The next picture is from the same parade and shows the Underground Press, wearing face masks. The banner carried is from “De Waarheid”, the Communist underground paper:
The next two pictures are of Reguliersgracht in Amsterdam. These people worked in a factory and the office part was perhaps in one of these buildings.
The next picture shows the SS Recruiting Office in Dam Square during the Occupation, across from the “Big” Club. Some great film footage exists of someone climbing onto the lower roof and smashing the SS windows with great force – and great pleasure:
The final two pictures are of Dam Square on Monday May 7th 1945, two days after the German surrender. Thousands of Dutch people were waiting for the liberators to arrive in the square. They had lived through five years of war and months of fear and hunger. In the “Big” Club, members of the Kriegsmarine watched as the crowd below their balcony grew and grew, people danced and cheered.
Then, for some reason, the Germans placed a machine-gun on the balcony and started shooting into the crowds. It has always remained uncertain why it happened but the tragic outcome was that, at the brink of peace, 120 people were badly injured and 22 people died.
The shooting finally came to an end after a member of the Resistance climbed into the tower of the Royal palace and started shooting onto the balcony and into the Club. Then a German officer together with a Resistance commander found their way into the Club and convinced the men to surrender.
The first picture shows Peek & Cloppenburg, a large shop that was already there in 1945. Today Madame Tussauds is in the same building as well. We can see three members of the Scouting movement, which had been outlawed by the Nazis. As soon as the War came to an end, they put on their old uniforms and started helping the resistance and the Allies. Three brave young people are crossing the square. The Club is in the right side of the photo, and we can also see the Royal palace tower.

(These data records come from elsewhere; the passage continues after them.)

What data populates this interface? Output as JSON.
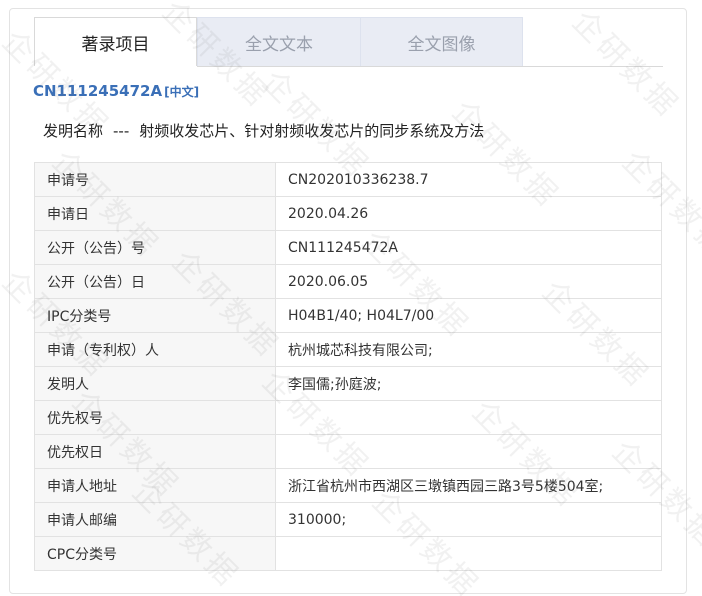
{
  "tabs": [
    {
      "label": "著录项目",
      "active": true
    },
    {
      "label": "全文文本",
      "active": false
    },
    {
      "label": "全文图像",
      "active": false
    }
  ],
  "patent": {
    "id": "CN111245472A",
    "lang_badge": "[中文]"
  },
  "title": {
    "label": "发明名称",
    "separator": "---",
    "text": "射频收发芯片、针对射频收发芯片的同步系统及方法"
  },
  "fields": [
    {
      "label": "申请号",
      "value": "CN202010336238.7"
    },
    {
      "label": "申请日",
      "value": "2020.04.26"
    },
    {
      "label": "公开（公告）号",
      "value": "CN111245472A"
    },
    {
      "label": "公开（公告）日",
      "value": "2020.06.05"
    },
    {
      "label": "IPC分类号",
      "value": "H04B1/40; H04L7/00"
    },
    {
      "label": "申请（专利权）人",
      "value": "杭州城芯科技有限公司;"
    },
    {
      "label": "发明人",
      "value": "李国儒;孙庭波;"
    },
    {
      "label": "优先权号",
      "value": ""
    },
    {
      "label": "优先权日",
      "value": ""
    },
    {
      "label": "申请人地址",
      "value": "浙江省杭州市西湖区三墩镇西园三路3号5楼504室;"
    },
    {
      "label": "申请人邮编",
      "value": "310000;"
    },
    {
      "label": "CPC分类号",
      "value": ""
    }
  ],
  "watermark": "企研数据",
  "colors": {
    "accent": "#3a6fb7",
    "tab_inactive_bg": "#e9ecf4",
    "label_bg": "#f7f7f7"
  }
}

Crowds filled the square very quickly when the Germans stopped shooting so its quite likely that these people were risking their lives. Note the shoes and hats dropped by the crowds as they fled for their lives:
In the final picture, we can see a wounded man being taken away from the square. There are no other people in the square at this point so the situation is still quite dangerous. The man on the left is a medic – he may be a doctor, a Red Cross volunteer or a member of the air-raid emergency groups. Luckily there were many present there on this day.

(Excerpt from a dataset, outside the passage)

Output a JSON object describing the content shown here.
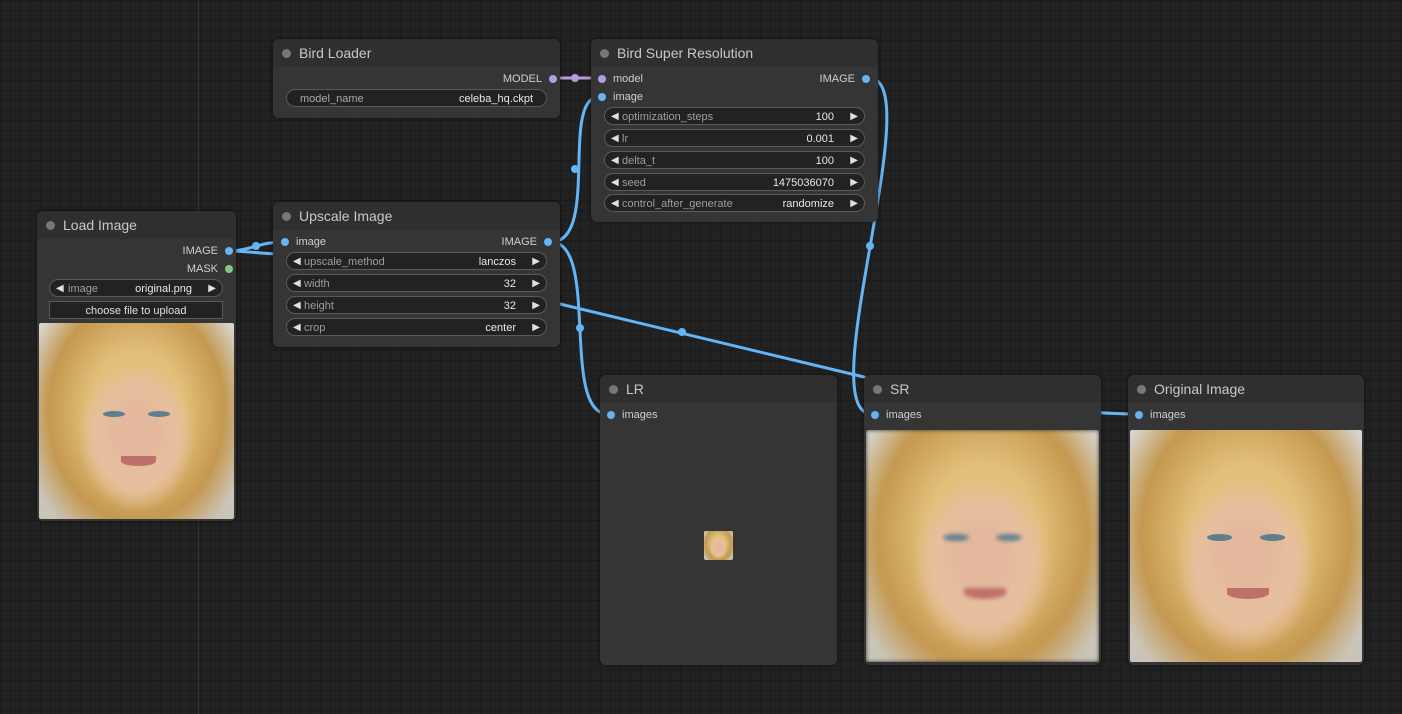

The building on the left in the Royal palace from which the Resistance started shooting back. On the right you see the “Nieuwe Kerk” (new church). Note the shoes and hats dropped by the crowds as they fled for their lives. The sidewalk is covered in blood and there is also a pram without a child in it.
During the shooting a toddler walked onto the square, a brave man risked his life to grab it out of the firing line. That film footage still makes me cry.”
Thanks very much indeed to Jo Teeuwisse.